The global fixed satellite services industry generated revenues of US$12.2 billion (€9.13 billion) last year, representing modest growth of 2%, with the majority of operators experiencing a slowdown, according to research by Euroconsult.
According to the research group, 60% of revenue-generating FSS operators experienced a slowdown in 2013 compared with the prior year. Ten operators posted a revenue decrease, compared with only six in 2012.

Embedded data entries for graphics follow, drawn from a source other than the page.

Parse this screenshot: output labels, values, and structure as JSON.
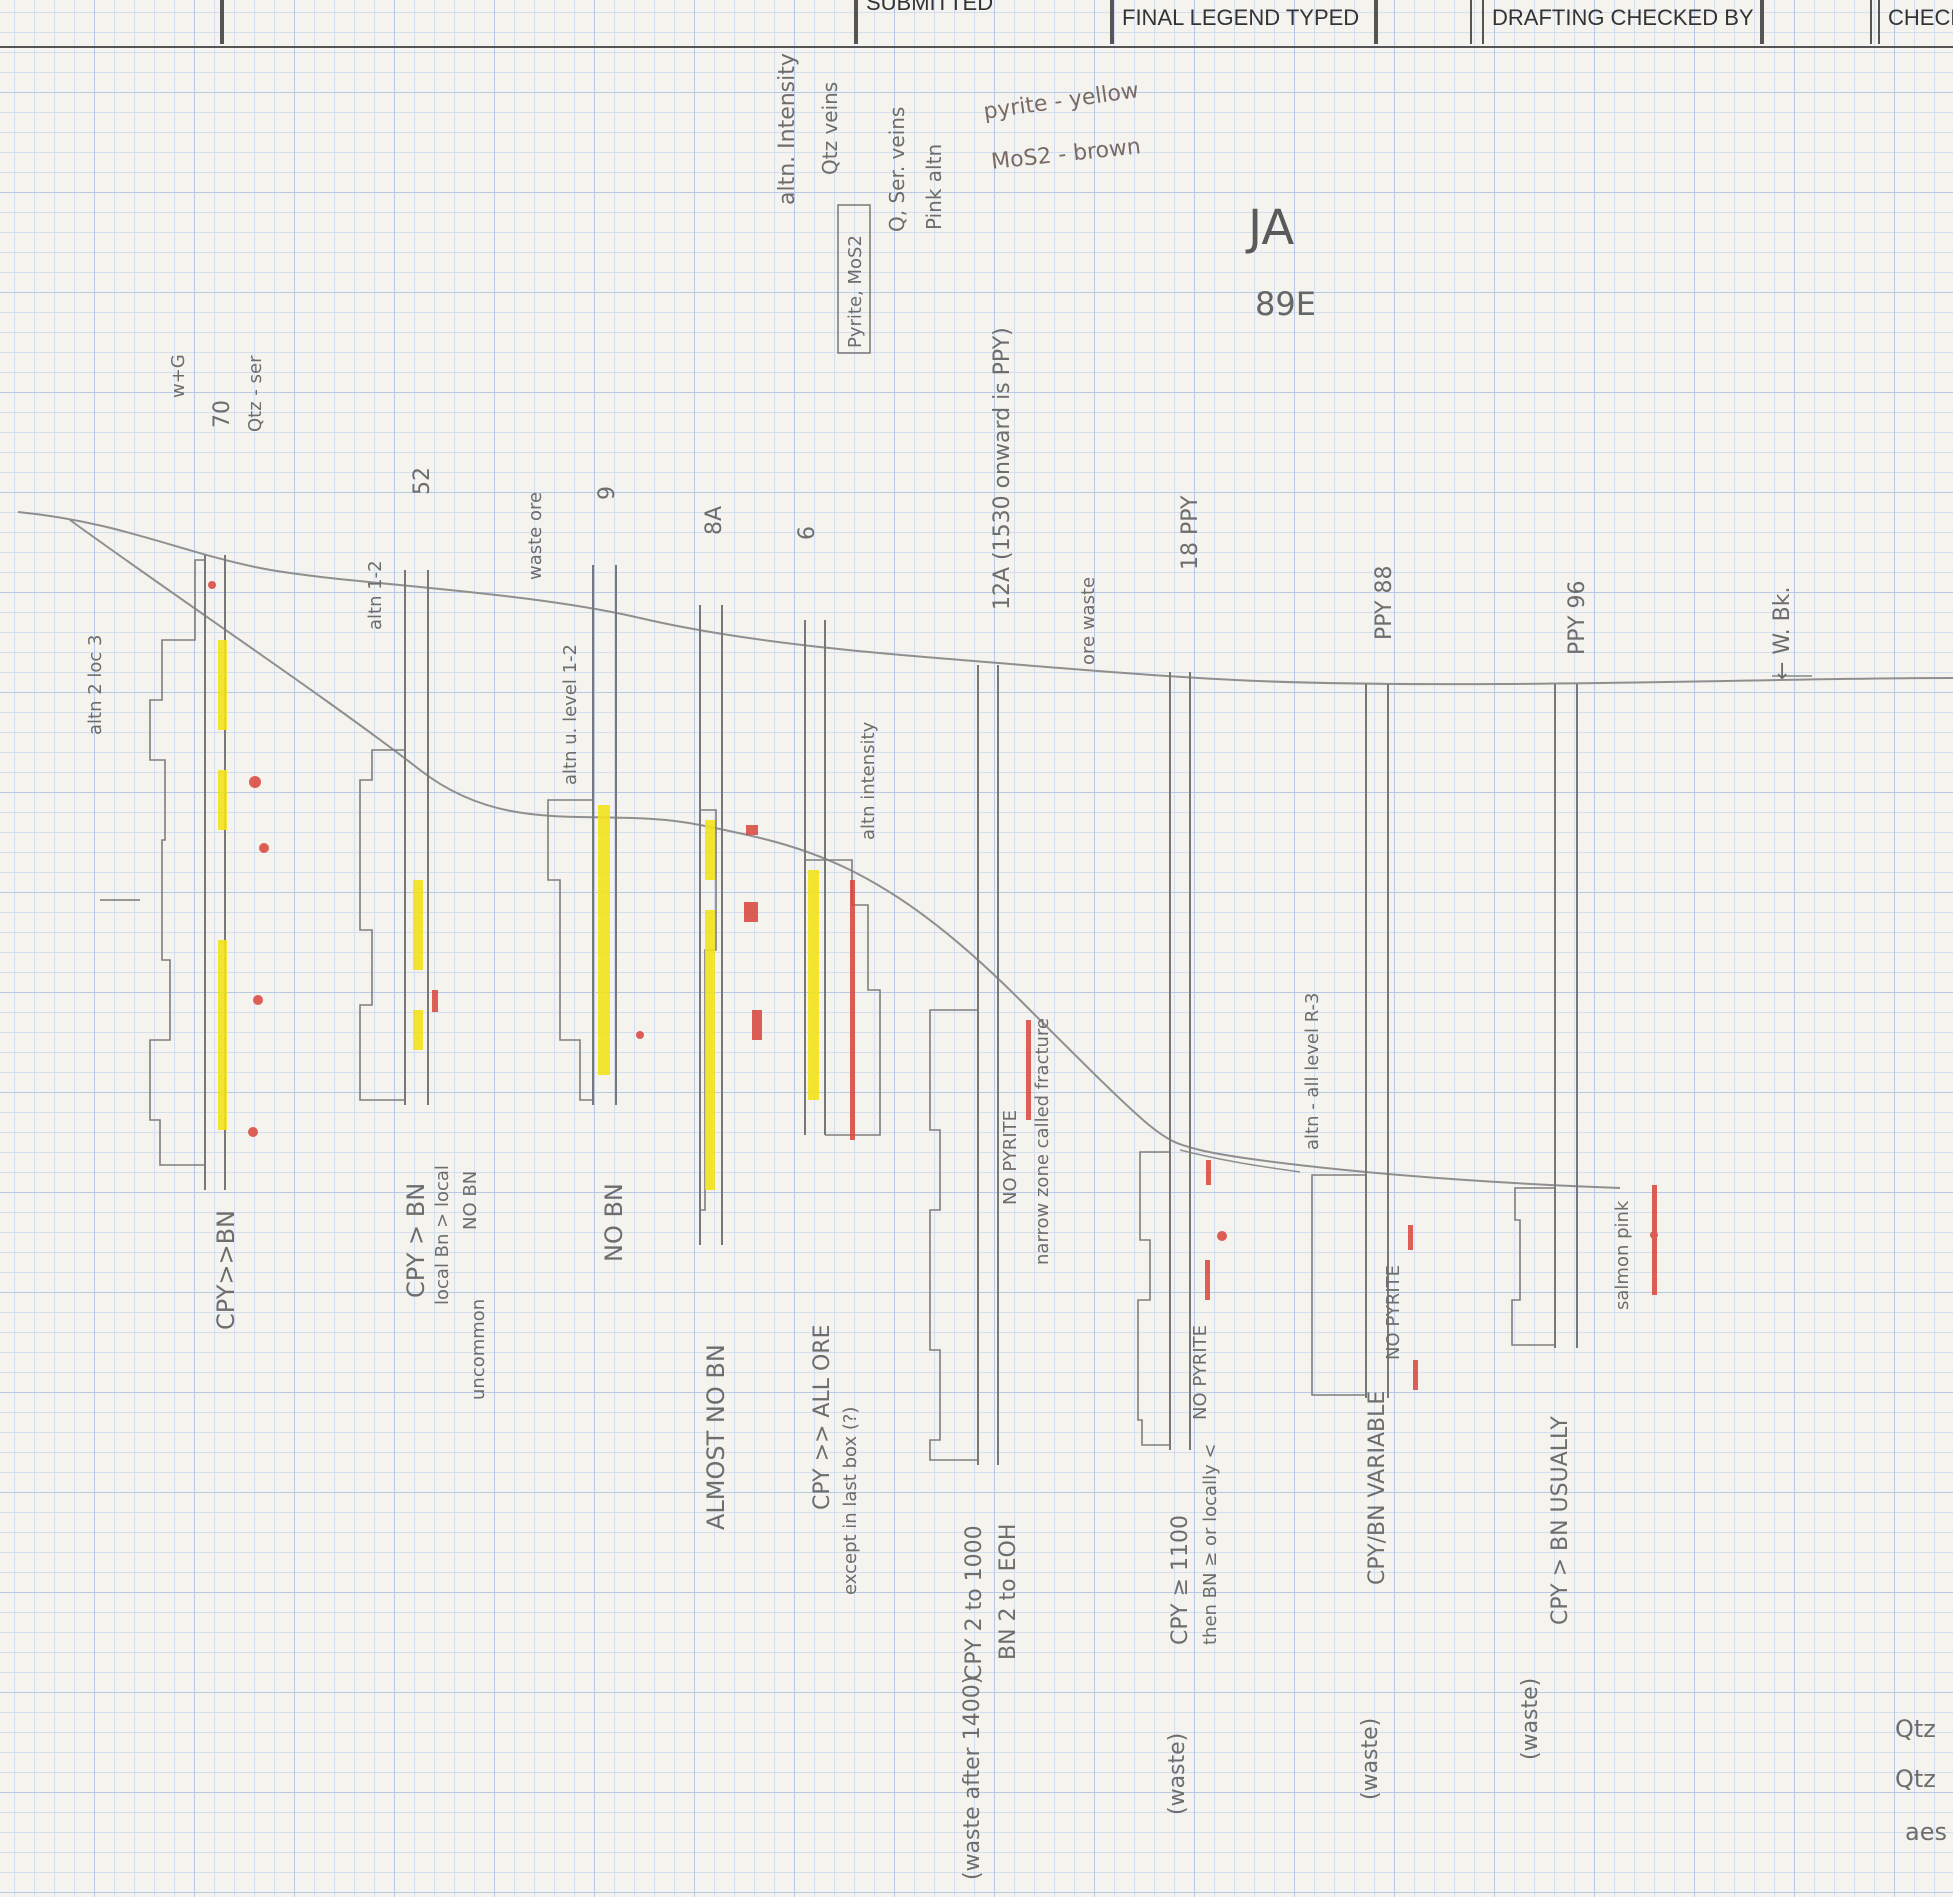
{
  "title_block": {
    "submitted": "SUBMITTED",
    "final_legend_typed": "FINAL LEGEND TYPED",
    "drafting_checked_by": "DRAFTING CHECKED BY",
    "checked": "CHECK"
  },
  "corner": {
    "mark": "JA",
    "number": "89E"
  },
  "legend": {
    "pyrite": "pyrite - yellow",
    "mos2": "MoS2 - brown"
  },
  "top_notes": {
    "altn_intensity": "altn. Intensity",
    "qtz_veins": "Qtz veins",
    "q_ser_veins": "Q, Ser. veins",
    "pink_altn": "Pink altn",
    "pyrite_mos2": "Pyrite, MoS2"
  },
  "holes": [
    {
      "id": "70",
      "top_label": "70",
      "extra": "Qtz - ser",
      "extra2": "w+G",
      "note": "CPY>>BN",
      "alt_note": "altn 2 loc 3"
    },
    {
      "id": "52",
      "top_label": "52",
      "extra": "altn 1-2",
      "note": "CPY > BN",
      "note2": "local Bn > local",
      "note3": "NO BN",
      "note4": "uncommon"
    },
    {
      "id": "9",
      "top_label": "9",
      "extra": "waste ore",
      "extra2": "altn u. level 1-2",
      "note": "NO BN"
    },
    {
      "id": "8A",
      "top_label": "8A",
      "note": "ALMOST NO BN"
    },
    {
      "id": "6",
      "top_label": "6",
      "extra": "altn intensity",
      "note": "CPY >> ALL ORE",
      "note2": "except in last box (?)"
    },
    {
      "id": "12A",
      "top_label": "12A (1530 onward is PPY)",
      "note": "CPY 2 to 1000",
      "note2": "BN 2 to EOH",
      "note3": "(waste after 1400)",
      "note4": "NO PYRITE",
      "note5": "narrow zone called fracture"
    },
    {
      "id": "18",
      "top_label": "18 PPY",
      "extra": "ore waste",
      "note": "CPY ≥ 1100",
      "note2": "then BN ≥ or locally <",
      "note3": "(waste)",
      "note4": "NO PYRITE",
      "note5": "altn - all level R-3"
    },
    {
      "id": "88",
      "top_label": "PPY 88",
      "note": "CPY/BN VARIABLE",
      "note2": "(waste)",
      "note3": "NO PYRITE"
    },
    {
      "id": "96",
      "top_label": "PPY 96",
      "note": "CPY > BN USUALLY",
      "note2": "(waste)",
      "note3": "salmon pink"
    }
  ],
  "margin_notes": {
    "wbk": "← W. Bk.",
    "qtz1": "Qtz",
    "qtz2": "Qtz",
    "aes": "aes"
  },
  "colors": {
    "pencil": "#8a8a8a",
    "pyrite_yellow": "#f2e21a",
    "mos2_red": "#d8443a",
    "grid": "#b8c9e6"
  }
}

Lack of opportunities for growth by mergers and acquisitions is leading operators to forge alliances and sharing of orbital resources to further organic growth, according to Euroconsult. While there is a high degree of concentration at the top, with the market dominated by a few major players, the satellite business is seeing increasing fragmentation at the bottom, with a number of national governments sponoring projects to launc satellites. Three operators – Mexsat, Boliviasat and O3b – are expected to report their first FSS revenues this year, while 12 operators are expected to launch their first satellites within the next four years. Operators are also investing in high-throughput satellite payloads, enabling them to offer high-speed data services.
According to Euroconsult, 32,500 TV channels and 146 DTH pay TV platforms were broadcast by satellite operators in 2013.

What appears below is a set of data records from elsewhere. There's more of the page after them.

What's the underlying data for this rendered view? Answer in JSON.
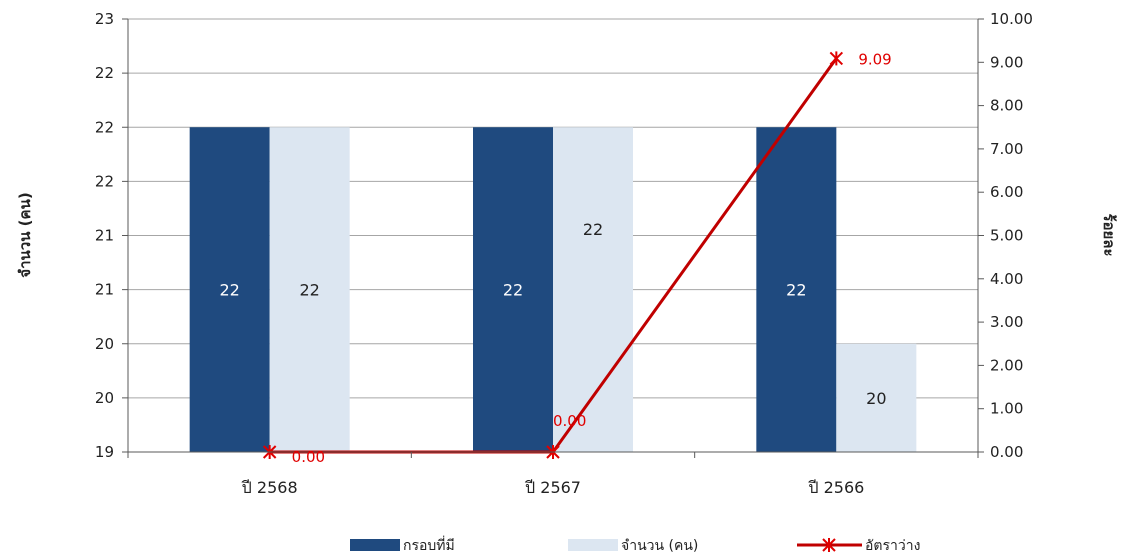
{
  "chart_data": {
    "type": "bar",
    "categories": [
      "ปี 2568",
      "ปี 2567",
      "ปี 2566"
    ],
    "series": [
      {
        "name": "กรอบที่มี",
        "type": "bar",
        "axis": "left",
        "values": [
          22,
          22,
          22
        ],
        "labels": [
          "22",
          "22",
          "22"
        ],
        "color": "#1f4a7f"
      },
      {
        "name": "จำนวน (คน)",
        "type": "bar",
        "axis": "left",
        "values": [
          22,
          22,
          20
        ],
        "labels": [
          "22",
          "22",
          "20"
        ],
        "color": "#dce6f1"
      },
      {
        "name": "อัตราว่าง",
        "type": "line",
        "axis": "right",
        "values": [
          0.0,
          0.0,
          9.09
        ],
        "labels": [
          "0.00",
          "0.00",
          "9.09"
        ],
        "color": "#c00000"
      }
    ],
    "ylabel": "จำนวน (คน)",
    "y2label": "ร้อยละ",
    "left_axis": {
      "min": 19,
      "max": 23,
      "tick_values": [
        19,
        19.5,
        20,
        20.5,
        21,
        21.5,
        22,
        22.5,
        23
      ],
      "tick_labels": [
        "19",
        "20",
        "20",
        "21",
        "21",
        "22",
        "22",
        "22",
        "23"
      ]
    },
    "right_axis": {
      "min": 0,
      "max": 10,
      "tick_values": [
        0,
        1,
        2,
        3,
        4,
        5,
        6,
        7,
        8,
        9,
        10
      ],
      "tick_labels": [
        "0.00",
        "1.00",
        "2.00",
        "3.00",
        "4.00",
        "5.00",
        "6.00",
        "7.00",
        "8.00",
        "9.00",
        "10.00"
      ]
    },
    "grid": true,
    "legend_position": "bottom"
  }
}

“In order to re-energize revenue growth, satellite operators are increasingly exploring new revenue streams; in recent years the focus has primarily been on launching new satellites over emerging markets and investments in HTS systems or payloads,” said Nathan de Ruiter, senior consultant at Euroconsult and editor of the report.
“Eleven FSS operators offered HTS capacity to the market in 2013, while nine operators will launch their first HTS satellite or payload within the next four years. Further, we have seen a growing number of regional operators such as ABS, APT Satellite, Arabsat, RSCC and Gazprom Satellite Systems with international expansion plans by launching new satellites outside of their region of origin.”